January is always a time for new beginnings, reflections and resolutions.
Although it’s been reported that as many as 40 percent of American’s make New Year’s resolutions, only a very small percentage of us manage to achieve our goals. In fact, it’s been estimated that 35 percent of resolutions are broken by the end of January, if not sooner.
Mark Twain may have said it best, “I don’t know why people say it’s so hard to quit smoking. I’ve done it hundreds of times myself!”
Or perhaps the fact that studies indicate how the average dieter gains back 107% of the weight they lose is more telling for those who are choosing to munch on a carrot over a leftover Christmas cookie right now.
So this year, since saving money and losing weight are among the most common New Year’s resolution, I propose an environmentally friendly plan.
When you reduce, reuse and recycle, you not only hold on to more of your money but also change some of the behaviors that contribute to weight gain (while not actually weight loss, it’s definitely a step in the right direction - unlike dieting which has been shown to actually cause weight gain in the long run).
For example, the United States Environmental Protection Agency (EPA) suggests the following New Year’s Resolutions (you can learn more at epa.gov):
• Turn off lights when they’re not needed.

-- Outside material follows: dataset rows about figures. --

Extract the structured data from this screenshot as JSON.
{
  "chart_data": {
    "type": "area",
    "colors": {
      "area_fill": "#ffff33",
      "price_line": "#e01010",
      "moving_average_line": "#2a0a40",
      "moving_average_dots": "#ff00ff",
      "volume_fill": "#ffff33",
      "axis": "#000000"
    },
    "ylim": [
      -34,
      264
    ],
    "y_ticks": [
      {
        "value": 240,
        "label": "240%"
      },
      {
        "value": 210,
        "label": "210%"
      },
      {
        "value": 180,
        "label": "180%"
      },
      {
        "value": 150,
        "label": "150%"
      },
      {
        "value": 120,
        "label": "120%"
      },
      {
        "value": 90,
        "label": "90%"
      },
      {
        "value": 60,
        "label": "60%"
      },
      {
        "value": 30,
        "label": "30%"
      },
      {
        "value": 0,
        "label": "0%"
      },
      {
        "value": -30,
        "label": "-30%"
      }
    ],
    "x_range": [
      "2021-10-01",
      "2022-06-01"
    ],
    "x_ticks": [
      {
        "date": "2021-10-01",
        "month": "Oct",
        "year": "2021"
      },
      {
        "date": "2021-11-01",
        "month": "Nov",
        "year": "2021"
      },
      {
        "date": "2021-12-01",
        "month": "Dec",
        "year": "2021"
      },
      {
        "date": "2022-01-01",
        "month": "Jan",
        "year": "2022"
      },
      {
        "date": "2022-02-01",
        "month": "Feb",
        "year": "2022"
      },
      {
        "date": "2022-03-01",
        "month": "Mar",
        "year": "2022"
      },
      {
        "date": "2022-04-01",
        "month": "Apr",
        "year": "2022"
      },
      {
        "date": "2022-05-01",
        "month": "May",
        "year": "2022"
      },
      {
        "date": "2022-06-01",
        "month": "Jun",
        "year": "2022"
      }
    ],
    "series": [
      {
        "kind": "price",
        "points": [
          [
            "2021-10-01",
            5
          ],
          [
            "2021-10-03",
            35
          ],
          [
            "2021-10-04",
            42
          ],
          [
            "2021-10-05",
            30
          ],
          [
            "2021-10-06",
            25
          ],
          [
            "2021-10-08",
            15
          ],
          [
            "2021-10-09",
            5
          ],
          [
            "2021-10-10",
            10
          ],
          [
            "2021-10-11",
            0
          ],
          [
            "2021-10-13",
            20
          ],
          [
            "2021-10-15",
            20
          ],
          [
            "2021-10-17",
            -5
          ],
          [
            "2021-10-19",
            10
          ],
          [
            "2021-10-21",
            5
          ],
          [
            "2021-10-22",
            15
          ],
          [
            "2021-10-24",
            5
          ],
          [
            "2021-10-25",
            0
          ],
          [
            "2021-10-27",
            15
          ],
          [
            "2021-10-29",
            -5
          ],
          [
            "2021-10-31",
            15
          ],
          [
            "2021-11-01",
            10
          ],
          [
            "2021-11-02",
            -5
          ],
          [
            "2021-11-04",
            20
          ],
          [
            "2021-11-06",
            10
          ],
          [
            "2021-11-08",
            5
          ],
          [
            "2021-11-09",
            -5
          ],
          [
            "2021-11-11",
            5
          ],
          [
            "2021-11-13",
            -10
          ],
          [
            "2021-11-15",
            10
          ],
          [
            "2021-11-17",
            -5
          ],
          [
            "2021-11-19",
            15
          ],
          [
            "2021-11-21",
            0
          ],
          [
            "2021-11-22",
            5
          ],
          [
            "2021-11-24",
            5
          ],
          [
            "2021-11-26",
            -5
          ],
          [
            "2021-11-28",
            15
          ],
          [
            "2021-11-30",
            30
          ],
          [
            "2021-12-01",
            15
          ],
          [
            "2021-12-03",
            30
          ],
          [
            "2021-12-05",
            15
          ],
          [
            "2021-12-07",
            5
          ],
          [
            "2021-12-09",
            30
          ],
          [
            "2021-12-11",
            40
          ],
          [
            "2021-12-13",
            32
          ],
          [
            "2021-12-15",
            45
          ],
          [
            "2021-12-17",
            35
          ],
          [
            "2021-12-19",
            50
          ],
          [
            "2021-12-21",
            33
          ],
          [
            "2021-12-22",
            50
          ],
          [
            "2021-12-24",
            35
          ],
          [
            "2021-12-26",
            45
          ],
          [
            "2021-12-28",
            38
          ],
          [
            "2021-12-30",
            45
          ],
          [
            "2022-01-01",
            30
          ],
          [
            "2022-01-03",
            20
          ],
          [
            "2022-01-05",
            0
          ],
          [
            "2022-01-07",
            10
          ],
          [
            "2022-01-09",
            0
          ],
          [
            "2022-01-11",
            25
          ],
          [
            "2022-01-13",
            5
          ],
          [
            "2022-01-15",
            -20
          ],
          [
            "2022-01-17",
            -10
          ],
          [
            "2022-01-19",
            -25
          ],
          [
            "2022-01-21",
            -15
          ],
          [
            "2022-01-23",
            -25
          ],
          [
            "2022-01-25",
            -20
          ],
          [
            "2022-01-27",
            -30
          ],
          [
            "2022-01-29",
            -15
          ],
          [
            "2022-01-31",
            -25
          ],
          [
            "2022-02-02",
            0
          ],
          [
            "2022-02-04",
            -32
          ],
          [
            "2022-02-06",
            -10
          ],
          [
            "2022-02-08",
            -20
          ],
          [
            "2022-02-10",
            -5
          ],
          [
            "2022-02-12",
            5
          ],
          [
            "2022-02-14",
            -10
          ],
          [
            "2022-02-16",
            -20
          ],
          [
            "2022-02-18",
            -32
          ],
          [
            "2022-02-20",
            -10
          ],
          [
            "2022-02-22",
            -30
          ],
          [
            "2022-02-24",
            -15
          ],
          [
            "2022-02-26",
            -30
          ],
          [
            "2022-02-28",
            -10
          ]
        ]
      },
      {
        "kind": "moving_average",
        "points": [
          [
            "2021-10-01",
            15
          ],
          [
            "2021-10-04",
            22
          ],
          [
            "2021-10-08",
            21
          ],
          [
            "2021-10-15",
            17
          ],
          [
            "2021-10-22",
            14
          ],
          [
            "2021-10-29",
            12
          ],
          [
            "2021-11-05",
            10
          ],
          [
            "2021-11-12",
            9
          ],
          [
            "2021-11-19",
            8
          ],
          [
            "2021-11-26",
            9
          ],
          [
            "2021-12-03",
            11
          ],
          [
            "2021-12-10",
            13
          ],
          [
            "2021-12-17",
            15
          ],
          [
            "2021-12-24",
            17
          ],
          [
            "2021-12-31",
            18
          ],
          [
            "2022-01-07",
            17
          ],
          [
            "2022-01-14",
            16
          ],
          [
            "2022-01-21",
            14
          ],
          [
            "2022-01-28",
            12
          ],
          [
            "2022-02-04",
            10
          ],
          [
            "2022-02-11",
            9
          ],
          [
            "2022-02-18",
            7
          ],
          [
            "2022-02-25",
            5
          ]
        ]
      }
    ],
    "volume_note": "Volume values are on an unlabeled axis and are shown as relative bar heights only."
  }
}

• Buy Energy Star appliances.
• Compost food and yard waste.
• Pick up litter when you see it.
• Reuse and recycle whenever possible.
• Use less water.
• Walk or take public transportation instead of driving.
• Use green cleaning supplies.
Reducing consumption and/or waste are key components for accomplishing any of these goals. Along with reducing the amount of waste created by unnecessary packaging – try buying in bulk, packing lunches in reusable containers and carrying reusable bags when shopping – consider switching to other reusable items instead of single-use – rechargeable versus disposable batteries, washable water bottles, plates, cups and utensils instead of paper and plastic products, etc.
Reusing is intertwined in the tips above. With the EPA estimating that each person in the US generates 4.3 pounds of waste daily, there are many opportunities for us to explore reuse instead of waste.
Recycling is one option. By turning materials that would otherwise become waste into valuable resources, recycling generates financial, environmental and social returns both locally and around the globe.
When it comes to conserving energy and materials, the importance of waste reduction is pivotal. So while many traditional resolutions may not survive the first week of January, consider how a commitment to going green – no matter how small or large – can result in a healthier world, a healthier home and a healthier you!
Get started by reusing everything you can and donating whatever someone else would appreciate. Review your community’s recycling guidelines and follow them as often as possible. Watch for other recycling opportunities/special events in your area as well. Choose locally produced food, and consider growing your own seasonal vegetables to swap with neighbors. Use your “good” china more often, and make your everyday dishes the preferred choice over paper or plastic when entertaining.
Enjoy the outdoors. Turn off the computer and/or television and take a walk in your neighborhood or a hike in the woods. Explore a park or participate in a beach clean up. Build a snowman or go ice skating (try gardening and bike riding in the spring).
Just as it’s easier to be lazy and not get outside, it’s easy to fall into the trap of not minimizing waste, not saving energy or saving water. I’m getting started by using the reusable containers I already have when making my daughter’s lunch this year. Instead of wasting 2-3 plastic bags 5 days a week, I will keep more than 240 zip-loc bags out of a landfill (along with all the brown paper bags we replaced with a reusable lunch bag at the beginning of the school year).
Small steps can gain momentum. Consider Janus, the Roman god of new beginnings who the first month of the year was named to honor. Frequently shown with two faces, he became the symbol of resolution. Looking backwards and forwards, Janus saw both the past and the future. Each time you measure the positive impact of reducing, reusing and recycling – especially if you can measure it in dollars and cents and possibly even your waistline – you’re bound to want to try more.